Convex Analysis of the Second Autocorrelation Inequality: Why Flat Autoconvolution Maximizes C

Key Insight: The Score Measures "Flatness" of Autoconvolution

From my analysis of the current best solution:

Mathematical Structure

The score is: $C = \frac{\|g\|_2^2}{\|g\|_1 \cdot \|g\|_\infty}$

where $g = f \star f$ is the autoconvolution.

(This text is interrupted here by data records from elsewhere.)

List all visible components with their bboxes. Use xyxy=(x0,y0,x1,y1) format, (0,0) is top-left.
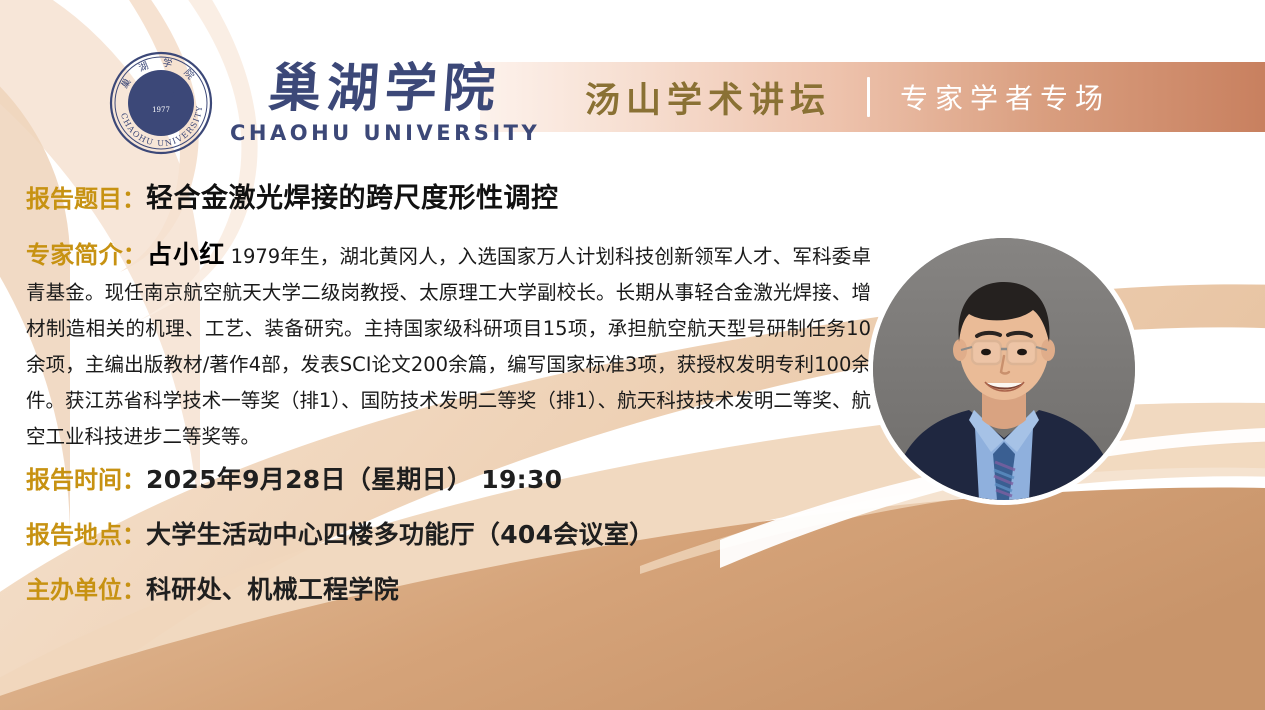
value-host-organizer: 科研处、机械工程学院 xyxy=(146,570,399,606)
speaker-name: 占小红 xyxy=(147,240,226,269)
label-host-organizer: 主办单位： xyxy=(26,570,146,605)
speaker-bio-body: 专家简介：占小红1979年生，湖北黄冈人，入选国家万人计划科技创新领军人才、军科… xyxy=(26,237,871,455)
speaker-bio-text: 1979年生，湖北黄冈人，入选国家万人计划科技创新领军人才、军科委卓青基金。现任… xyxy=(26,245,871,448)
university-name-block: 巢湖学院 CHAOHU UNIVERSITY xyxy=(230,63,540,144)
speaker-portrait xyxy=(873,238,1135,500)
row-lecture-place: 报告地点： 大学生活动中心四楼多功能厅（404会议室） xyxy=(26,515,655,551)
label-lecture-time: 报告时间： xyxy=(26,460,146,495)
university-logo: 1977 巢 湖 学 院 CHAOHU UNIVERSITY 巢湖学院 CHAO… xyxy=(108,50,540,156)
row-speaker-bio: 专家简介：占小红1979年生，湖北黄冈人，入选国家万人计划科技创新领军人才、军科… xyxy=(26,237,871,455)
lecture-poster: 汤山学术讲坛 专家学者专场 1977 巢 湖 学 院 xyxy=(0,0,1265,710)
row-lecture-title: 报告题目： 轻合金激光焊接的跨尺度形性调控 xyxy=(26,176,559,215)
row-lecture-time: 报告时间： 2025年9月28日（星期日） 19:30 xyxy=(26,460,562,496)
label-speaker-bio: 专家简介： xyxy=(26,241,147,269)
value-lecture-place: 大学生活动中心四楼多功能厅（404会议室） xyxy=(146,515,655,551)
banner-divider xyxy=(867,77,870,117)
banner-main-title: 汤山学术讲坛 xyxy=(585,72,831,123)
svg-text:1977: 1977 xyxy=(152,106,170,114)
poster-header: 汤山学术讲坛 专家学者专场 1977 巢 湖 学 院 xyxy=(0,0,1265,160)
event-banner: 汤山学术讲坛 专家学者专场 xyxy=(480,62,1265,132)
value-lecture-time: 2025年9月28日（星期日） 19:30 xyxy=(146,460,562,496)
row-host-organizer: 主办单位： 科研处、机械工程学院 xyxy=(26,570,399,606)
university-name-cn: 巢湖学院 xyxy=(267,63,503,115)
university-name-en: CHAOHU UNIVERSITY xyxy=(230,123,540,144)
university-seal-icon: 1977 巢 湖 学 院 CHAOHU UNIVERSITY xyxy=(108,50,214,156)
label-lecture-place: 报告地点： xyxy=(26,515,146,550)
value-lecture-title: 轻合金激光焊接的跨尺度形性调控 xyxy=(146,176,559,215)
banner-subtitle: 专家学者专场 xyxy=(900,77,1110,117)
label-lecture-title: 报告题目： xyxy=(26,179,146,214)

By Hölder's inequality, $C \leq 1$ always, with equality iff $g$ is constant on its support.

Empirical Analysis

I examined the current best solution (C = 0.961):

• The convolution has 46.93% non-zero values
• Mean on support: 9770
• Std on support: 4071 (CV = 0.42)

If we replace the convolution values with their constant mean on the same support, we get: $C_{\text{flat}} = 0.999$

This confirms: to maximize C, minimize the variance of $g = f \star f$ on its support.

Optimization Direction

The problem reduces to: find $f \geq 0$ such that $f \star f$ has minimal variance on its support.

This is related to:

1. Difference sets: If $f$ is a sum of deltas, the convolution at shift $t$ equals $\sum_{i-j=t} f_i f_j$
2. Fourier perspective: $|\hat{f}|^2$ should be close to a box function

Connection to Additive Combinatorics

A $(v, k, \lambda)$-difference set has the property that every non-zero difference occurs exactly $\lambda$ times. If we use such a set to position delta functions with equal weights, the autoconvolution would be nearly constant.

Has anyone explored using difference sets or finite projective planes to construct $f$?